Na manhã da última terça-feira, 30, o projeto foi detalhado em reunião no plenário da Câmara com a presença dos secretários José Carlos Roda (Fazenda), Ailton Manoel de Medeiros “Neto Medeiros” (Planejamento) e Wilson Francisco Domingues (Justiça e Cidadania), além do Procurador-Geral Gerson Januário Junior e do próprio prefeito. A reunião contou com a participação dos vereadores
De acordo com o secretário da Fazenda, José Carlos Roda, a Prefeitura possui atualmente cerca de R$ 52 milhões inscritos em dívida ativa, valor que representa um desafio para as finanças municipais. O REFIS, segundo ele, surge como alternativa para ampliar a recuperação desses créditos e reforçar o caixa da administração.

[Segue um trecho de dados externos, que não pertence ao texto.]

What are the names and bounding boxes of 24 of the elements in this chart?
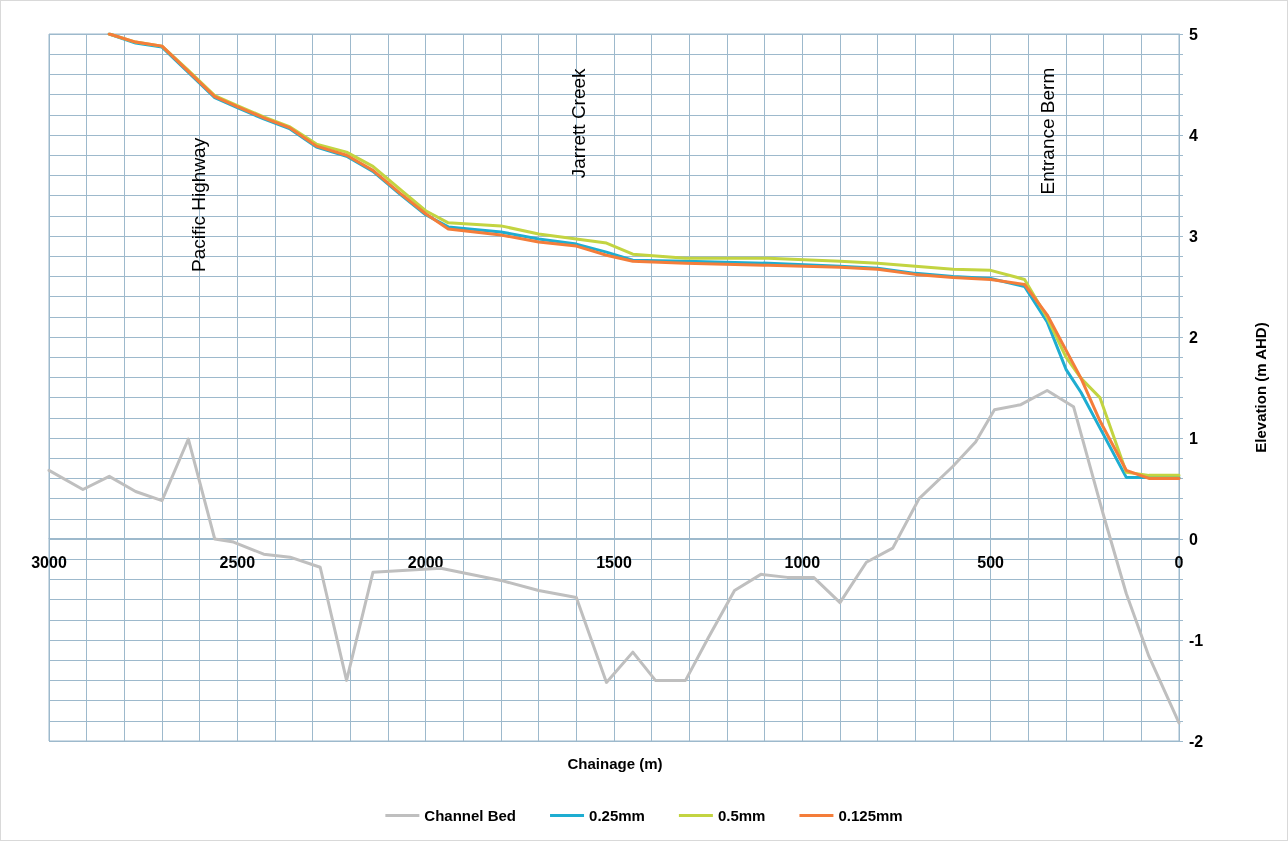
x-tick-label: 1500 bbox=[596, 553, 632, 571]
y-tick-label: 3 bbox=[1189, 227, 1198, 245]
x-tick-label: 2000 bbox=[407, 553, 444, 571]
y-tick-label: 2 bbox=[1189, 328, 1198, 346]
x-tick-label: 1000 bbox=[784, 553, 821, 571]
x-tick-label: 3000 bbox=[31, 553, 67, 571]
y-axis-title: Elevation (m AHD) bbox=[1252, 322, 1269, 453]
y-tick-label: 0 bbox=[1189, 530, 1198, 548]
annotation: Entrance Berm bbox=[1037, 67, 1059, 195]
annotation: Jarrett Creek bbox=[568, 67, 590, 179]
y-tick-label: 4 bbox=[1189, 126, 1198, 144]
y-tick-label: 5 bbox=[1189, 25, 1198, 43]
legend-label: 0.125mm bbox=[838, 807, 903, 824]
y-tick-label: -1 bbox=[1189, 631, 1204, 649]
y-tick-label: -2 bbox=[1189, 732, 1204, 750]
legend-label: 0.25mm bbox=[589, 807, 645, 824]
x-axis-title: Chainage (m) bbox=[567, 754, 663, 772]
legend-label: Channel Bed bbox=[424, 807, 517, 824]
annotation: Pacific Highway bbox=[187, 137, 209, 272]
x-tick-label: 0 bbox=[1174, 553, 1184, 571]
x-tick-label: 2500 bbox=[219, 553, 256, 571]
legend-label: 0.5mm bbox=[717, 807, 766, 824]
y-tick-label: 1 bbox=[1189, 429, 1198, 447]
x-tick-label: 500 bbox=[977, 553, 1005, 571]
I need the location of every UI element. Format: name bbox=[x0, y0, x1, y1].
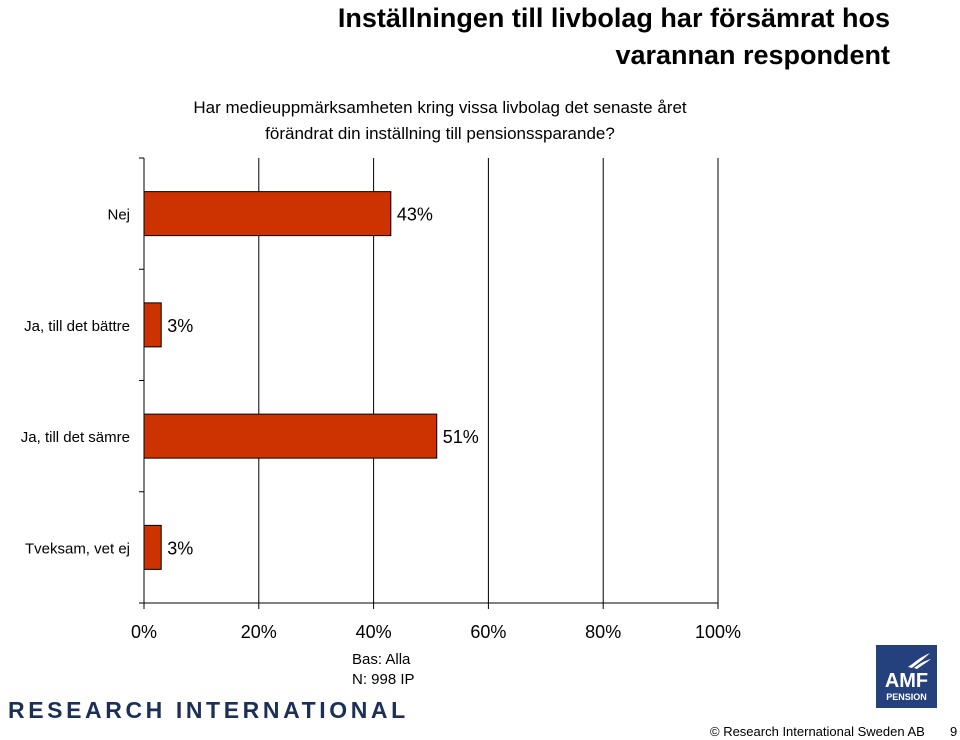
bar bbox=[143, 191, 392, 237]
category-label: Ja, till det sämre bbox=[21, 429, 130, 446]
base-line1: Bas: Alla bbox=[352, 651, 411, 668]
chart-subtitle-line1: Har medieuppmärksamheten kring vissa liv… bbox=[193, 98, 687, 117]
x-tick-label: 80% bbox=[585, 622, 621, 642]
value-label: 51% bbox=[443, 427, 479, 447]
x-tick-label: 60% bbox=[470, 622, 506, 642]
chart-title: Inställningen till livbolag har försämra… bbox=[130, 0, 890, 74]
chart-title-line1: Inställningen till livbolag har försämra… bbox=[337, 3, 890, 33]
base-line2: N: 998 IP bbox=[352, 671, 415, 688]
swoosh-icon bbox=[908, 653, 931, 669]
bar bbox=[143, 302, 162, 348]
page-number: 9 bbox=[950, 724, 958, 739]
chart-subtitle: Har medieuppmärksamheten kring vissa liv… bbox=[130, 95, 750, 147]
value-label: 3% bbox=[167, 316, 193, 336]
category-label: Nej bbox=[107, 207, 130, 224]
research-international-logo: RESEARCH INTERNATIONAL bbox=[8, 697, 409, 723]
x-tick-label: 100% bbox=[695, 622, 741, 642]
bar bbox=[143, 524, 162, 570]
value-label: 43% bbox=[397, 205, 433, 225]
category-label: Ja, till det bättre bbox=[24, 318, 130, 335]
x-tick-label: 0% bbox=[131, 622, 157, 642]
copyright-text: © Research International Sweden AB bbox=[710, 724, 925, 739]
value-label: 3% bbox=[167, 538, 193, 558]
x-tick-label: 40% bbox=[356, 622, 392, 642]
chart-title-line2: varannan respondent bbox=[615, 40, 890, 70]
amf-logo-subtext: PENSION bbox=[886, 692, 927, 702]
bar bbox=[143, 413, 438, 459]
category-label: Tveksam, vet ej bbox=[25, 540, 130, 557]
base-note: Bas: Alla N: 998 IP bbox=[352, 650, 415, 690]
amf-logo-text: AMF bbox=[884, 670, 929, 692]
amf-pension-logo: AMF PENSION bbox=[876, 645, 937, 708]
chart-subtitle-line2: förändrat din inställning till pensionss… bbox=[265, 124, 615, 143]
x-tick-label: 20% bbox=[241, 622, 277, 642]
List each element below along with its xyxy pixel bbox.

O programa permitirá a regularização de débitos municipais vencidos até 31 de dezembro de 2024, com opções de pagamento que incluem:
• 100% de desconto em juros e multas para quitação à vista;
• 70% de desconto para parcelamento em até três vezes;
• 50% de desconto para parcelamentos entre quatro e seis vezes.
O prazo de adesão vai até 28 de novembro de 2025, mediante requerimento junto ao setor de serviços municipais no Poupatempo.
O presidente da Câmara, vereador Daniel Arroio, reforçou que o projeto em votação se trata de um REFIS temporário. Segundo ele o Executivo deve encaminhar em breve, um novo projeto de REFIS permanente, garantindo uma política estável de incentivo à regularização fiscal.
A medida, segundo a justificativa do Executivo, busca melhorar o fluxo de caixa da Prefeitura, diminuir custos de cobrança administrativa e judicial e reintegrar contribuintes à regularidade fiscal. Caso aprovado, o projeto entrará em vigor imediatamente após publicação oficial.